Школьные годы не отзывались теплом, работа, друзья — выдра не откликнулась бы на призыв. Единственными светлыми, живым воспоминаниями приходили их маленькие моменты. Хмурая морщинка между бровей, когда Драко пытался сосредоточиться, редкий, мягкий смех Теодора, когда он обнимал её по утрам в постели. То, как она касалась их своими холодными ногами, и оба возмущённо фырчали и повизгивали. Капли воды на зеркале в ванной, когда они вместе чистили зубы и пытались обрызгать друг друга водой… — все воспоминания крохотным белым птенцом бились в груди, медленно умирая.
— Я в порядке.
Ни черта она не была в порядке, но улыбнулась. Она уже тоже умела притворяться. А не умела — плевать. Пусть думают что хотят.
Гермиона села за стол, взяла вилку и наконец-то взглянула в тарелку. Драко сегодня приготовил какие-то лепёшки или оладушки. Выглядело это неаккуратно, словно готовил ребёнок, но было аппетитно поджарено и даже полито щедрой порцией клубничного варенья. Раньше её это умилило бы.
— Помнишь, ты обещал вернуть память моим родителям? — она решила, что просто заберёт от него всё, что может. Как он это сделал с ней.
Драко взглянул на неё с подозрением, но Гермиона быстро отвела глаза.

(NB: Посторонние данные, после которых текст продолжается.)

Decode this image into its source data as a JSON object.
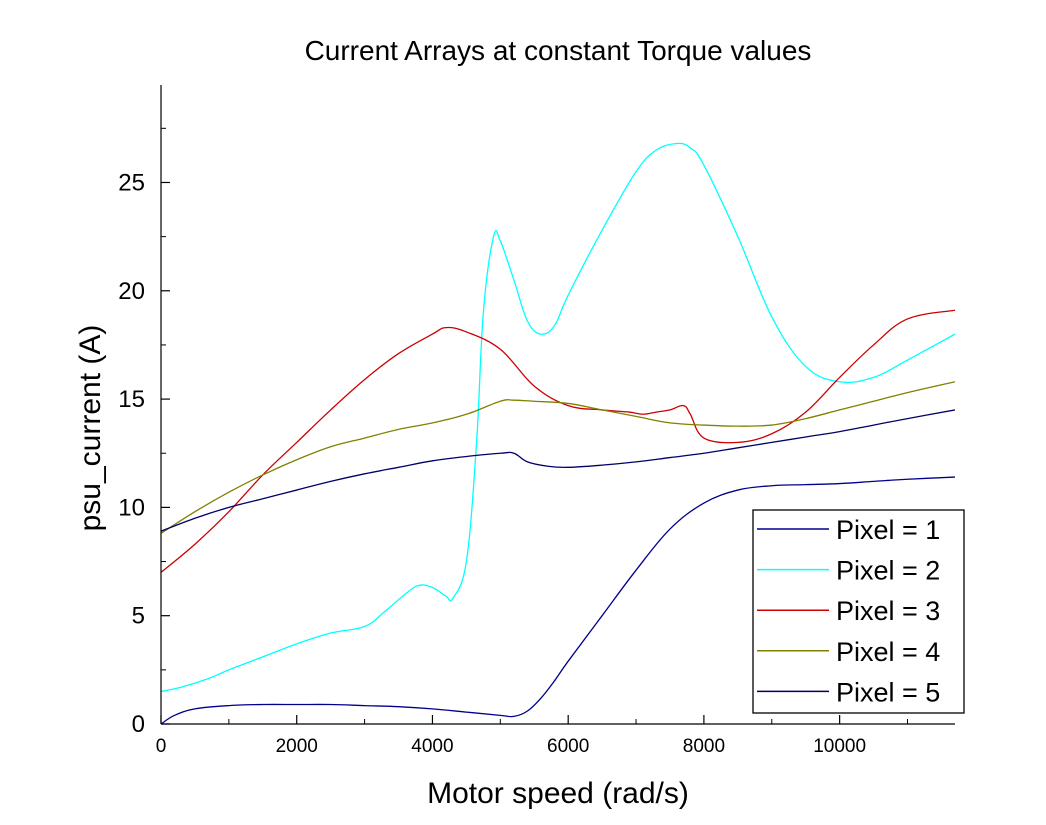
{
  "chart_data": {
    "type": "line",
    "title": "Current Arrays at constant Torque values",
    "xlabel": "Motor speed (rad/s)",
    "ylabel": "psu_current (A)",
    "xlim": [
      0,
      11700
    ],
    "ylim": [
      0,
      29.5
    ],
    "x_ticks": [
      0,
      2000,
      4000,
      6000,
      8000,
      10000
    ],
    "y_ticks": [
      0,
      5,
      10,
      15,
      20,
      25
    ],
    "grid": false,
    "legend_position": "bottom-right",
    "series": [
      {
        "name": "Pixel = 1",
        "color": "#00008b",
        "x": [
          0,
          200,
          500,
          1000,
          1500,
          2000,
          2500,
          3000,
          3500,
          4000,
          4500,
          5000,
          5200,
          5400,
          5600,
          5800,
          6000,
          6500,
          7000,
          7500,
          8000,
          8500,
          9000,
          9500,
          10000,
          10500,
          11000,
          11700
        ],
        "y": [
          0.0,
          0.4,
          0.7,
          0.85,
          0.9,
          0.9,
          0.9,
          0.85,
          0.8,
          0.7,
          0.55,
          0.4,
          0.35,
          0.6,
          1.2,
          2.0,
          2.9,
          5.0,
          7.1,
          9.0,
          10.2,
          10.8,
          11.0,
          11.05,
          11.1,
          11.2,
          11.3,
          11.4
        ]
      },
      {
        "name": "Pixel = 2",
        "color": "#00ffff",
        "x": [
          0,
          300,
          700,
          1000,
          1500,
          2000,
          2500,
          3000,
          3300,
          3600,
          3800,
          4000,
          4200,
          4300,
          4500,
          4650,
          4750,
          4900,
          5000,
          5200,
          5400,
          5600,
          5800,
          6000,
          6500,
          7000,
          7300,
          7600,
          7800,
          8000,
          8500,
          9000,
          9500,
          10000,
          10500,
          11000,
          11700
        ],
        "y": [
          1.5,
          1.7,
          2.1,
          2.5,
          3.1,
          3.7,
          4.2,
          4.5,
          5.2,
          6.0,
          6.4,
          6.3,
          5.9,
          5.8,
          7.5,
          13.0,
          19.0,
          22.5,
          22.3,
          20.5,
          18.6,
          18.0,
          18.4,
          19.8,
          22.8,
          25.5,
          26.5,
          26.8,
          26.6,
          25.8,
          22.5,
          18.8,
          16.5,
          15.8,
          16.0,
          16.8,
          18.0
        ]
      },
      {
        "name": "Pixel = 3",
        "color": "#cc0000",
        "x": [
          0,
          500,
          1000,
          1500,
          2000,
          2500,
          3000,
          3500,
          4000,
          4200,
          4500,
          5000,
          5500,
          6000,
          6500,
          6900,
          7100,
          7300,
          7500,
          7700,
          7800,
          8000,
          8500,
          9000,
          9500,
          10000,
          10500,
          11000,
          11700
        ],
        "y": [
          7.0,
          8.3,
          9.8,
          11.5,
          13.0,
          14.5,
          15.9,
          17.1,
          18.0,
          18.3,
          18.1,
          17.3,
          15.6,
          14.7,
          14.5,
          14.4,
          14.3,
          14.4,
          14.5,
          14.7,
          14.3,
          13.2,
          13.0,
          13.4,
          14.4,
          16.0,
          17.5,
          18.7,
          19.1
        ]
      },
      {
        "name": "Pixel = 4",
        "color": "#808000",
        "x": [
          0,
          500,
          1000,
          1500,
          2000,
          2500,
          3000,
          3500,
          4000,
          4500,
          5000,
          5200,
          5500,
          6000,
          6500,
          7000,
          7500,
          8000,
          8500,
          9000,
          9500,
          10000,
          10500,
          11000,
          11700
        ],
        "y": [
          8.8,
          9.8,
          10.7,
          11.5,
          12.2,
          12.8,
          13.2,
          13.6,
          13.9,
          14.3,
          14.9,
          14.95,
          14.9,
          14.8,
          14.5,
          14.2,
          13.9,
          13.8,
          13.75,
          13.8,
          14.1,
          14.5,
          14.9,
          15.3,
          15.8
        ]
      },
      {
        "name": "Pixel = 5",
        "color": "#000066",
        "x": [
          0,
          500,
          1000,
          1500,
          2000,
          2500,
          3000,
          3500,
          4000,
          4500,
          5000,
          5200,
          5400,
          5700,
          6000,
          6500,
          7000,
          7500,
          8000,
          8500,
          9000,
          9500,
          10000,
          10500,
          11000,
          11700
        ],
        "y": [
          8.9,
          9.5,
          10.0,
          10.4,
          10.8,
          11.2,
          11.55,
          11.85,
          12.15,
          12.35,
          12.5,
          12.5,
          12.1,
          11.9,
          11.85,
          11.95,
          12.1,
          12.3,
          12.5,
          12.75,
          13.0,
          13.25,
          13.5,
          13.8,
          14.1,
          14.5
        ]
      }
    ]
  }
}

— Старик обещал отправить зелье на твоё имя ещё несколько месяцев назад. Если хочешь, можем вместе сходить к гоблинам в Гринготтс.
Нет, нет-нет.
— Я сама.
Я теперь всё сама.
Гермиона без аппетита поковырялась в тарелке и закинула кусочек в рот, не почувствовав вкуса. Малфой иначе бы не отстал. Он всегда пытался контролировать малейший шаг. Ест ли она, спит ли она, дома ли она. Ещё вчера это казалось заботой, сегодня — удушающей удавкой на шее. Грейнджер быстро прикончила завтрак. Спокойно встала, помыла посуду и как ни в чём не бывало спросила:
— Ну что, попробуем уничтожить тварь?
Никто из них так ничего и не заподозрил.
Когда они зашли в каморку, диадема будто спала. Сложно было сказать, почему именно так казалось. Может, потому что не стелился туман или камни казались тусклыми и почти безжизненными. Но стоило открыть дверь, как в топазах снова мелькнул знакомый, слишком живой блеск.
— Явились? — прохрипели стены, проскрипели полки.
Каково это живой душе существовать, заточенной в предмете? Видеть, думать, осознавать и быть запертой в клетке своего тела?